5-2-1. Memory Interface Files
5-2-2. Usage Guidelines
5-2-3. Memory Ownership
+ 5-2-4. OOM Killer
5-3. IO
5-3-1. IO Interface Files
5-3-2. Writeback
@@ -1043,6 +1044,28 @@ PAGE_SIZE multiple when read back.
high limit is used and monitored properly, this limit's
utility is limited to providing the final safety net.

+ memory.oom_group
+ A read-write single value file which exists on non-root
+ cgroups. The default is "0".
+ If set, OOM killer will consider the memory cgroup as an
+ indivisible memory consumers and compare it with other memory
+ consumers by it's memory footprint.
+ If such memory cgroup is selected as an OOM victim, all
+ processes belonging to it or it's descendants will be killed.
+ This applies to system-wide OOM conditions and reaching
+ the hard memory limit of the cgroup and their ancestor.
+ If OOM condition happens in a descendant cgroup with it's own
+ memory limit, the memory cgroup can't be considered
+ as an OOM victim, and OOM killer will not kill all belonging
+ tasks.
+ Also, OOM killer respects the /proc/pid/oom_score_adj value -1000,
+ and will never kill the unkillable task, even if memory.oom_group
+ is set.
A read-only flat-keyed file which exists on non-root cgroups.
The following entries are defined. Unless specified
@@ -1246,6 +1269,34 @@ to be accessed repeatedly by other cgroups, it may make sense to use
POSIX_FADV_DONTNEED to relinquish the ownership of memory areas
belonging to the affected files to ensure correct memory ownership.

+OOM Killer
+Cgroup v2 memory controller implements a cgroup-aware OOM killer.
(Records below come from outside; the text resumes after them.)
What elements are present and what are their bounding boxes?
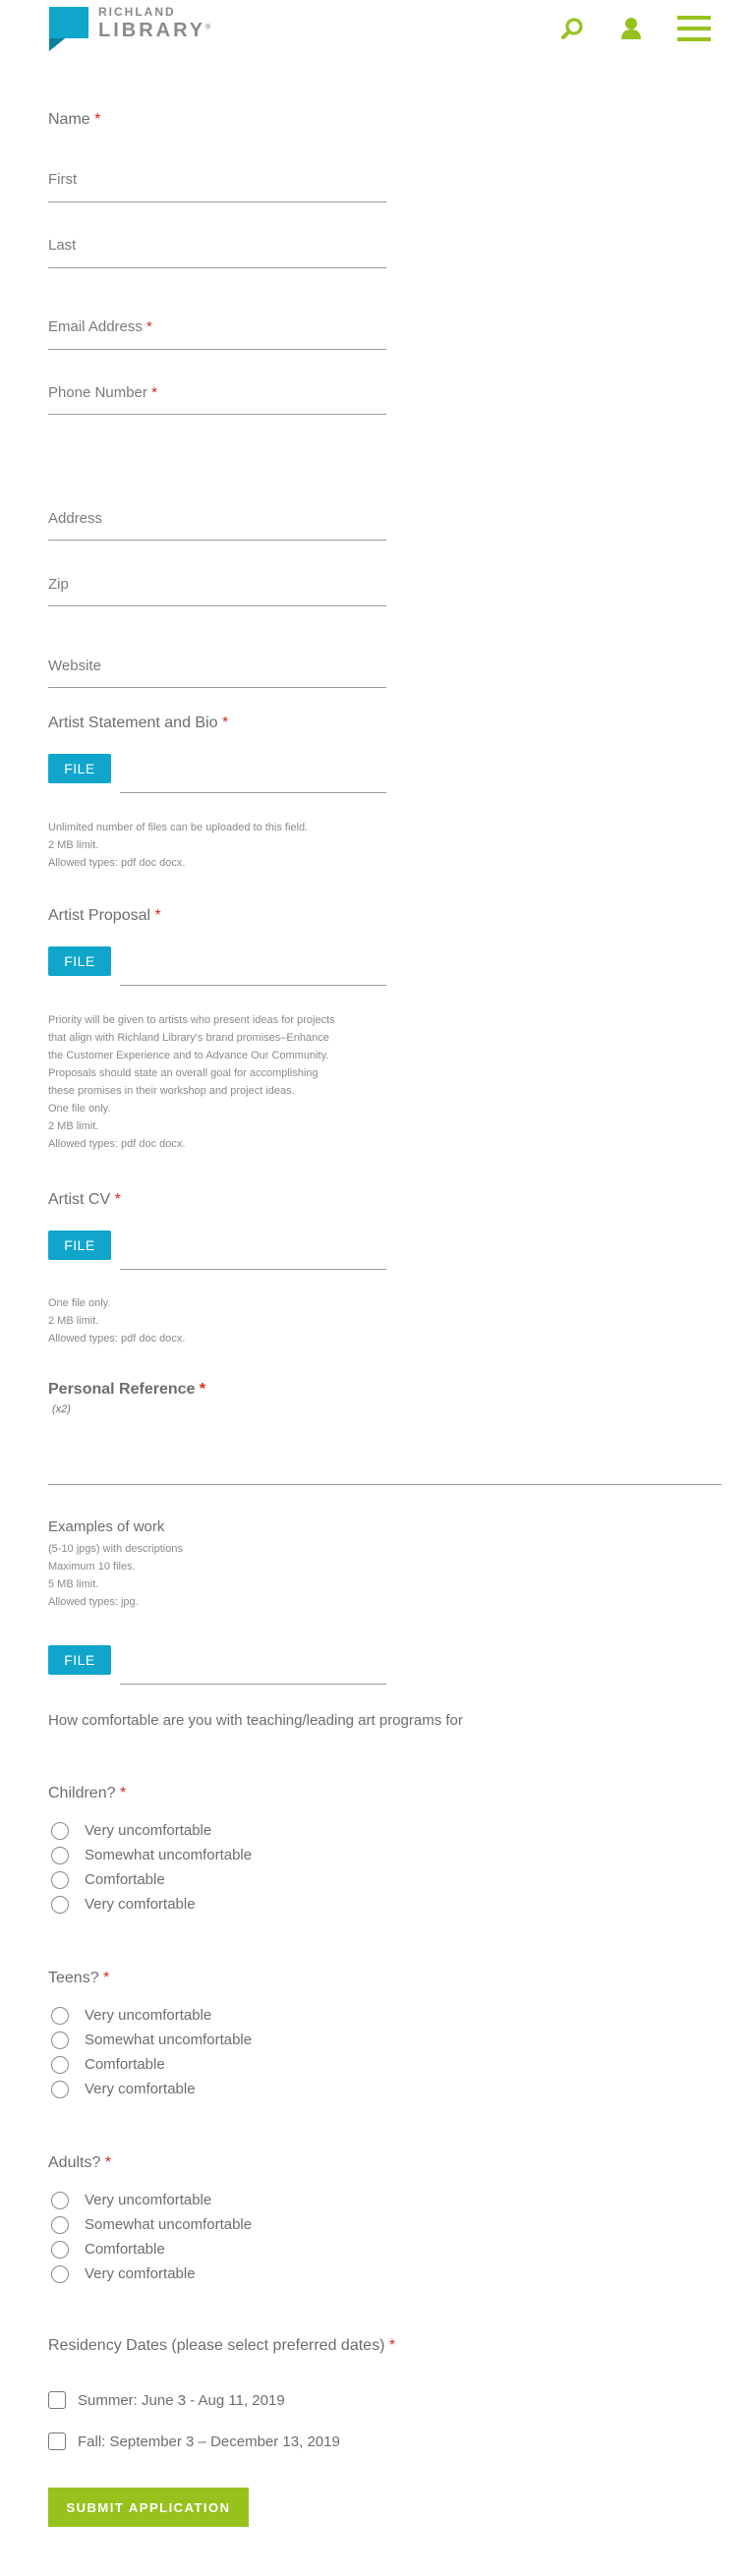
teens-option-very-uncomfortable[interactable]: Very uncomfortable [51, 2003, 252, 2028]
children-option-somewhat-uncomfortable[interactable]: Somewhat uncomfortable [51, 1843, 252, 1867]
proposal-help: Priority will be given to artists who pr… [48, 1014, 335, 1150]
radio-button[interactable] [51, 2215, 69, 2234]
teens-option-very-comfortable[interactable]: Very comfortable [51, 2077, 252, 2101]
name-label: Name * [48, 111, 101, 128]
radio-button[interactable] [51, 2240, 69, 2259]
website-input[interactable] [48, 687, 386, 688]
examples-label: Examples of work [48, 1518, 165, 1535]
bio-help: Unlimited number of files can be uploade… [48, 822, 309, 869]
bio-file-input[interactable] [120, 792, 386, 793]
children-option-very-comfortable[interactable]: Very comfortable [51, 1892, 252, 1917]
checkbox[interactable] [48, 2433, 66, 2450]
library-logo-text[interactable]: RICHLAND LIBRARY® [98, 6, 213, 40]
residency-option-fall[interactable]: Fall: September 3 – December 13, 2019 [48, 2433, 340, 2450]
children-label: Children? * [48, 1785, 127, 1802]
address-label: Address [48, 510, 103, 527]
examples-file-input[interactable] [120, 1684, 386, 1685]
menu-icon[interactable] [676, 14, 712, 43]
reference-label: Personal Reference * [48, 1381, 206, 1398]
submit-application-button[interactable]: SUBMIT APPLICATION [48, 2488, 249, 2527]
library-logo-mark[interactable] [49, 7, 88, 51]
adults-option-somewhat-uncomfortable[interactable]: Somewhat uncomfortable [51, 2212, 252, 2237]
children-radio-group: Very uncomfortable Somewhat uncomfortabl… [51, 1818, 252, 1917]
radio-button[interactable] [51, 1870, 69, 1889]
children-option-very-uncomfortable[interactable]: Very uncomfortable [51, 1818, 252, 1843]
first-name-placeholder: First [48, 171, 78, 188]
proposal-label: Artist Proposal * [48, 907, 161, 924]
residency-label: Residency Dates (please select preferred… [48, 2337, 396, 2354]
teens-radio-group: Very uncomfortable Somewhat uncomfortabl… [51, 2003, 252, 2101]
radio-button[interactable] [51, 2031, 69, 2049]
radio-button[interactable] [51, 1846, 69, 1864]
user-icon[interactable] [616, 14, 646, 43]
cv-file-input[interactable] [120, 1269, 386, 1270]
search-icon[interactable] [557, 14, 587, 43]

+It means that it treats cgroups as first class OOM entities.
+Under OOM conditions the memory controller tries to make the best
+choice of a victim, looking for a memory cgroup with the largest
+memory footprint, considering leaf cgroups and cgroups with the
+memory.oom_group option set, which are considered to be an indivisible
+memory consumers.
+By default, OOM killer will kill the biggest task in the selected
+memory cgroup. A user can change this behavior by enabling
+the per-cgroup memory.oom_group option. If set, it causes
+the OOM killer to kill all processes attached to the cgroup,
+except processes with oom_score_adj set to -1000.
+This affects both system- and cgroup-wide OOMs. For a cgroup-wide OOM
+the memory controller considers only cgroups belonging to the sub-tree
+of the OOM'ing cgroup.
+The root cgroup is treated as a leaf memory cgroup, so it's compared
+with other leaf memory cgroups and cgroups with oom_group option set.
+If there are no cgroups with the enabled memory controller,
+the OOM killer is using the "traditional" process-based approach.